Author: Cassandra Saunders
June 27, 2024
Note: This is the fifth article in a series that covers girls’ education and gender apartheid in Afghanistan. You can read the first, second, third, and fourth articles here.
The Taliban has implemented numerous decrees to enforce gender apartheid, which is described as the “erasure of the humanity of women” in which “every aspect of female existence is controlled and scrutinized.” One decree requiring a mahram, male escort, for women to leave the house is technically for journeys over 72 kilometers. But in practice, women can be stopped and detained by the Taliban if they leave their homes alone for even short journeys. In interviews with Amnesty International, Afghan women and girls spoke about their life under Taliban rule, many of them choosing to remain anonymous because there is a danger if you choose to speak out: “When you live in this society now, it can kill you before you actually die.” Years of war have left many women widows and fewer men alive to be mahrams, making this rule both unjust and impractical. The fathers and brothers left also have jobs that they cannot afford to miss to usher their sisters and mothers around. A 16-year-old high schooler in Afghanistan described the mahram rule as follows: “We are in cages. The Taliban made Afghanistan a prison for all Afghan women.” Similar to the lockdown much of the world experienced during the COVID-19 pandemic, women in Afghanistan are trapped in a perpetual relegation to the home. Since the Taliban has re-taken Afghanistan, there is a feeling of going backward in time after so much hard work to improve the situation for women and girls.

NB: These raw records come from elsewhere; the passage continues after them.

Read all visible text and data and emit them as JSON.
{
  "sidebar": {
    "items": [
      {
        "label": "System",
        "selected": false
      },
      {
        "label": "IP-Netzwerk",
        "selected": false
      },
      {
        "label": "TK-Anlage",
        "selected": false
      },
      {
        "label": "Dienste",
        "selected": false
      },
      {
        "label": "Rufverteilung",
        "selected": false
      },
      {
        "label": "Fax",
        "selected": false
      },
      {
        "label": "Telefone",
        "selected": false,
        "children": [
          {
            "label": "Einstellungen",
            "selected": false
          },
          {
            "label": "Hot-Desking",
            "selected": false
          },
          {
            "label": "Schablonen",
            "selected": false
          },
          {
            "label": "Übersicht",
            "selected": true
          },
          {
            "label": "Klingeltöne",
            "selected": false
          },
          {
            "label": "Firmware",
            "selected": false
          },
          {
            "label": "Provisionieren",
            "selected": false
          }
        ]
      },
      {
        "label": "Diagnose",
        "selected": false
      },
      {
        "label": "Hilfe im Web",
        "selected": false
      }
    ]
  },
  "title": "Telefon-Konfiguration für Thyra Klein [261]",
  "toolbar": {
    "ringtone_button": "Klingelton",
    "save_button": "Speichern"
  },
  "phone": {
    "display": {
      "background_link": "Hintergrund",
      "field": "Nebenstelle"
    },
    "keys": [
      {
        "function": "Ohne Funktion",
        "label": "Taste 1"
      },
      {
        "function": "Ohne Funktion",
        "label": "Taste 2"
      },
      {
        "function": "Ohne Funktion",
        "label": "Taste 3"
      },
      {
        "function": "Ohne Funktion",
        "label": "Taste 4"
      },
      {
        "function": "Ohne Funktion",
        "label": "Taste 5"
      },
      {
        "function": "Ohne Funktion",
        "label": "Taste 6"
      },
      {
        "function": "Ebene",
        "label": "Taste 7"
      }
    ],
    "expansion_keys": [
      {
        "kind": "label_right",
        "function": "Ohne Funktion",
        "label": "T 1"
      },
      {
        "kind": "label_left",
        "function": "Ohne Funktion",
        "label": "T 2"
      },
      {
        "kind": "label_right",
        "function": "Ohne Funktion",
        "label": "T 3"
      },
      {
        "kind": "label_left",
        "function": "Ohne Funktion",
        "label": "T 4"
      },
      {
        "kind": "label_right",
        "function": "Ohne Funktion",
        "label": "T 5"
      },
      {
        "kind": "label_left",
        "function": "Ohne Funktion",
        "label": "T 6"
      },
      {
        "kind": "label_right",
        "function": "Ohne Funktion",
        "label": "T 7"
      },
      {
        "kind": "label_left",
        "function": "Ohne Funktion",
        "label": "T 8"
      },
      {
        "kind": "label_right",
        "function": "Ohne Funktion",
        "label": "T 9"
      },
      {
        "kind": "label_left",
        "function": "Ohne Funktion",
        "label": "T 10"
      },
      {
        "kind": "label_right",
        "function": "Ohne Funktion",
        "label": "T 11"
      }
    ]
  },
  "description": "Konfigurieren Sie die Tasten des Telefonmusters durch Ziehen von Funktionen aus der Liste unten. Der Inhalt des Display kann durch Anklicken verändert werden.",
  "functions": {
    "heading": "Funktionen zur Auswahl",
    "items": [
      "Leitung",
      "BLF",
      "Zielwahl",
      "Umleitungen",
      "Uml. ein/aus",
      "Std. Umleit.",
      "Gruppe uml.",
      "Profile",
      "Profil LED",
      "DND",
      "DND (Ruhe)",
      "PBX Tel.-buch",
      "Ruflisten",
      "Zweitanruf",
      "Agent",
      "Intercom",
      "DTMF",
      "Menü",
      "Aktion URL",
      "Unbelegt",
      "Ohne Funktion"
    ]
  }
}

Another way the Taliban is rendering women invisible is by changing school curriculums to reflect their sexist ideology and scrubbing textbooks clean of any mention of women’s rights. This is dangerous because these messages will then be conveyed to young, impressionable children who will then likely start to share the Taliban’s views. Schools are one of the most powerful socializing factors that affect youth and young adults’ views of the world. Specifically, textbooks can influence students’ perceptions of gender inequality or equality and the role of women in society. English textbooks for high schoolers in Afghanistan include gender-unequal ideas in what is known as the hidden curriculum, the curriculum that is not explicitly taught but is transmitted through cultural norms and values. When women are underrepresented and perform stereotypical domestic roles in textbooks, students internalize the view that men are superior to women. When we consider that girls are currently banned from high schools, we recognize that boys are exposed to these ideas and then can subjugate the women in their lives to patriarchal systems of power and oppression. Some textbooks go as far as to have zero mentions of women at all. Women made up 27% of the Afghan Parliament in 2021, which was just one percentage point short of the proportion of women in the United States Congress the same year. Afghanistan’s population is around 22,545,496 (51.7%) male and around 21,035,367 (48.3%) female, a nearly even split. These statistics make female underrepresentation and omission from learning materials even more outlandish and unjust.
Comparative Mentions of Females and Males in English Language Textbooks Used in Afghan Schools
Taliban 2.0 has led to devastating economic effects for civilians in Afghanistan reminiscent of the late 1990s. The West’s freezing of Afghanistan’s assets in response to the Taliban caused the economy to collapse. While sanctions can be a useful negotiation tool, they also tend to worsen the quality of life for residents and reduce their access to necessary resources. In the immediate aftermath of the coup, Afghanistan lost approximately 8 billion U.S. dollars in aid each year. Overall, the ban on girls’ education will ruin the economy even further because many of the girls who would have grown up and worked will not be able to. Brain drain, a phenomenon in which the most skilled and educated workers leave a country, is also bound to happen as those who can afford to leave do so.
The World Food Program reports that a staggering 15.3 million civilians are suffering from food insecurity, while 2.8 million people are suffering from what is considered emergency-level food insecurity. Nearly half of children younger than five years old are food insecure. The dire economic situation has led to a heartbreaking pattern in which parents marry off their young daughters to provide for their children because they do not see a future for girls without the opportunity to attend secondary school and university. A Taliban spokesperson has even said girls can be ready for marriage once they reach puberty. We must take action to ensure Afghan girls can go to school instead of being married off as child brides.
Glossary
Coup- an overthrow of a country’s government by an insurgent group that then takes power.
Food Insecurity- this occurs when people do not have adequate access to food and may not know when their next meal will be.
Gender Apartheid- the segregation of the genders, male and female, instituted in public life through laws.
The Hidden Curriculum- the curriculum that is not explicitly taught in schools but is transmitted through cultural norms and values.
Patriarchal- a patriarchal society is one in which men are in control and women are often viewed as inferior and given less freedom than their male counterparts.
Sanctions- the practice of imposing restrictions on trade and economic aid in response to a country’s human rights violations or violations of international law.
Subjugate- to bring people under rule and limit their freedoms, either entirely or somewhat.
The Taliban- a fundamentalist militia organization that rules parts of Afghanistan and Pakistan, enforcing extremist policies that relegate women and girls to the home.